Kendi Ses Kaydımızı Neden Beğenmeyiz? Bu Ses Neden Bizi Rahatsız Eder?
Muhteşem sesi olan bir şarkıcı ya da seslendirme sanatçısı değilseniz muhtemelen kendi sesinizin kaydını dinlemekten hoşlanmıyorsunuzdur. Bir kulaklıktan dinlediğiniz o kayıttaki sesin, yıllardır ağzınızdan çıkan ses olduğuna inanmak güçtür. Burada yaşanan gariplik sesinizin başarısızlığı ya da sizin yeteneksizliğiniz değildir. Burada özel bir neden vardır.
Sesleri nasıl duyarız? Elbette kulağımızın algıladığı titreşimlerle. Bu titreşimler, öncelikle orta kulaktaki üç kemiğe ve daha sonra titreşimleri sinir sinyallerine dönüştüren salyangoz şeklindeki bir organ olan Koklea’ya gönderilir.
Bir araba kornası, bir müzik, dalga sesi gibi dışarıdan gelen sesleri kulak kanallarımız aracılığıyla iç kulağımıza ve kokleamıza geçen ses dalgaları sayesinde algılarız. Sesimiz bir hoparlör ya da kulaklık ile kendimize dinletildiğinde, hava kaynaklı titreşimler duyuyoruz. Ancak ses, kendi vokal tonumuzdan geliyorsa durum biraz farklıdır. Konuştuğumuzda duyduğumuz birçok şey dış sesle aynı algılanıyor fakat aynı zamanda çene kemiğimizin ve kafatasının içinden geçen titreşimleri de alıyoruz. Bu durum, ataletsel kemik iletimi olarak da biliniyor.

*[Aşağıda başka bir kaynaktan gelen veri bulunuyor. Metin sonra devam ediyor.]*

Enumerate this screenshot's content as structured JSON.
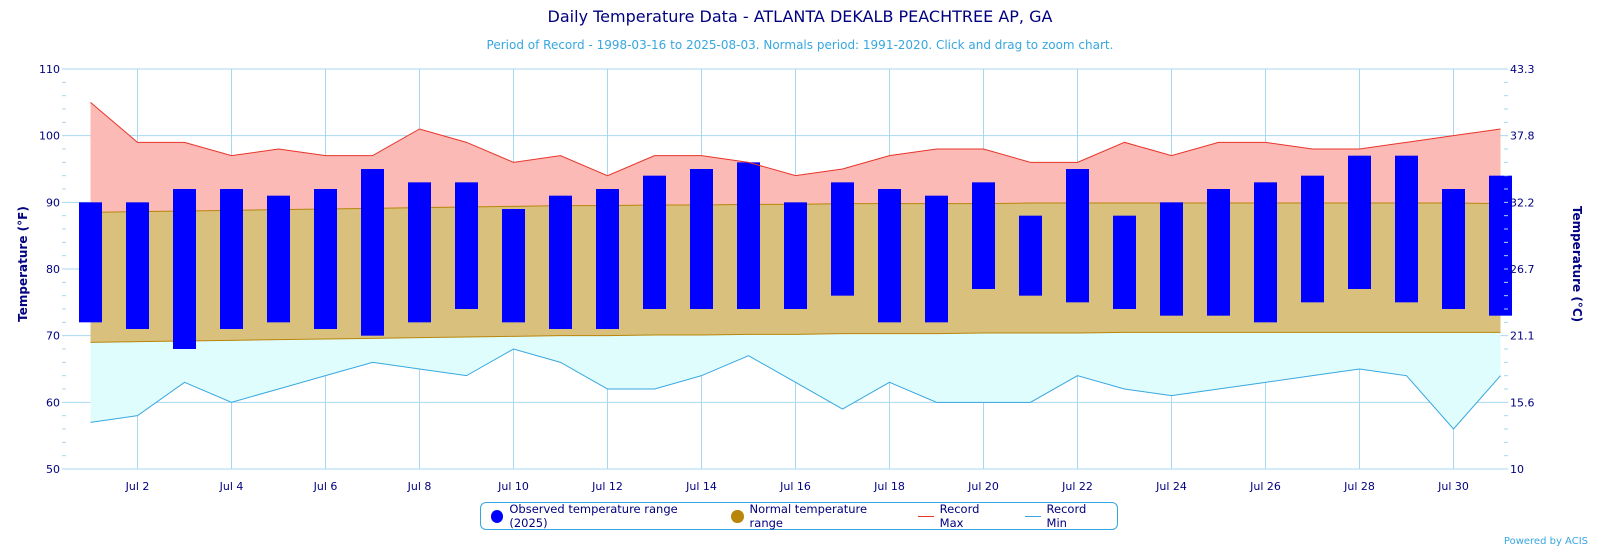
{
  "title": "Daily Temperature Data - ATLANTA DEKALB PEACHTREE AP, GA",
  "subtitle": "Period of Record - 1998-03-16 to 2025-08-03. Normals period: 1991-2020. Click and drag to zoom chart.",
  "powered_by": "Powered by ACIS",
  "legend": {
    "observed": "Observed temperature range (2025)",
    "normal": "Normal temperature range",
    "record_max": "Record Max",
    "record_min": "Record Min"
  },
  "colors": {
    "observed": "#0000ff",
    "normal_fill": "#d9c07d",
    "normal_line": "#b8860b",
    "record_max_line": "#e8342a",
    "record_max_fill": "#fbbab5",
    "record_min_line": "#37a7e0",
    "record_min_fill": "#e0fdfd",
    "axis_text": "#000080",
    "grid": "#a8d8f0"
  },
  "chart_data": {
    "type": "bar",
    "title": "Daily Temperature Data - ATLANTA DEKALB PEACHTREE AP, GA",
    "ylabel": "Temperature (°F)",
    "y2label": "Temperature (°C)",
    "ylim": [
      50,
      110
    ],
    "y_ticks": [
      50,
      60,
      70,
      80,
      90,
      100,
      110
    ],
    "y2_ticks": [
      "10",
      "15.6",
      "21.1",
      "26.7",
      "32.2",
      "37.8",
      "43.3"
    ],
    "x_tick_labels": [
      "Jul 2",
      "Jul 4",
      "Jul 6",
      "Jul 8",
      "Jul 10",
      "Jul 12",
      "Jul 14",
      "Jul 16",
      "Jul 18",
      "Jul 20",
      "Jul 22",
      "Jul 24",
      "Jul 26",
      "Jul 28",
      "Jul 30"
    ],
    "x_tick_days": [
      2,
      4,
      6,
      8,
      10,
      12,
      14,
      16,
      18,
      20,
      22,
      24,
      26,
      28,
      30
    ],
    "x_days": [
      1,
      2,
      3,
      4,
      5,
      6,
      7,
      8,
      9,
      10,
      11,
      12,
      13,
      14,
      15,
      16,
      17,
      18,
      19,
      20,
      21,
      22,
      23,
      24,
      25,
      26,
      27,
      28,
      29,
      30,
      31
    ],
    "grid": true,
    "legend_position": "bottom-center",
    "series": [
      {
        "name": "Observed temperature range (2025)",
        "type": "columnrange",
        "low": [
          72,
          71,
          68,
          71,
          72,
          71,
          70,
          72,
          74,
          72,
          71,
          71,
          74,
          74,
          74,
          74,
          76,
          72,
          72,
          77,
          76,
          75,
          74,
          73,
          73,
          72,
          75,
          77,
          75,
          74,
          73
        ],
        "high": [
          90,
          90,
          92,
          92,
          91,
          92,
          95,
          93,
          93,
          89,
          91,
          92,
          94,
          95,
          96,
          90,
          93,
          92,
          91,
          93,
          88,
          95,
          88,
          90,
          92,
          93,
          94,
          97,
          97,
          92,
          94
        ]
      },
      {
        "name": "Normal temperature range",
        "type": "arearange",
        "low": [
          69,
          69.1,
          69.2,
          69.3,
          69.4,
          69.5,
          69.6,
          69.7,
          69.8,
          69.9,
          70,
          70,
          70.1,
          70.1,
          70.2,
          70.2,
          70.3,
          70.3,
          70.3,
          70.4,
          70.4,
          70.4,
          70.5,
          70.5,
          70.5,
          70.5,
          70.5,
          70.5,
          70.5,
          70.5,
          70.5
        ],
        "high": [
          88.5,
          88.6,
          88.7,
          88.8,
          88.9,
          89,
          89.1,
          89.2,
          89.3,
          89.4,
          89.5,
          89.5,
          89.6,
          89.6,
          89.7,
          89.7,
          89.8,
          89.8,
          89.8,
          89.8,
          89.9,
          89.9,
          89.9,
          89.9,
          89.9,
          89.9,
          89.9,
          89.9,
          89.9,
          89.9,
          89.8
        ]
      },
      {
        "name": "Record Max",
        "type": "line",
        "values": [
          105,
          99,
          99,
          97,
          98,
          97,
          97,
          101,
          99,
          96,
          97,
          94,
          97,
          97,
          96,
          94,
          95,
          97,
          98,
          98,
          96,
          96,
          99,
          97,
          99,
          99,
          98,
          98,
          99,
          100,
          101
        ]
      },
      {
        "name": "Record Min",
        "type": "line",
        "values": [
          57,
          58,
          63,
          60,
          62,
          64,
          66,
          65,
          64,
          68,
          66,
          62,
          62,
          64,
          67,
          63,
          59,
          63,
          60,
          60,
          60,
          64,
          62,
          61,
          62,
          63,
          64,
          65,
          64,
          56,
          64
        ]
      }
    ]
  }
}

Bu ayrıca duyduğunuz sesin kalitesini de değiştiren bir etken. Kemik iletimi, düşük frekanslı titreşimleri “ortaya çıkarma” eğilimindedir ve sesinizi gerçekte olduğundan daha derin ve daha az gıcırtılı yapar.
Her durumda bu sesten hoşlanmazsınız çünkü bu alışkın olduğunuz ses değildir. Kendiniz için de kolayca ters etkiyi deneyebilirsiniz. Örneğin ellerinizle kulağınızı kapatın, bu sayede sadece kemikle iletilen titreşimleri duyarsınız ve hava ile iletilen titreşimleri engellersiniz. Sesinizin normalden çok daha derin olduğunu fark edeceksiniz. Dolayısıyla malesef gerçek sesiniz kaydettiğinizde duyduğunuz sestir.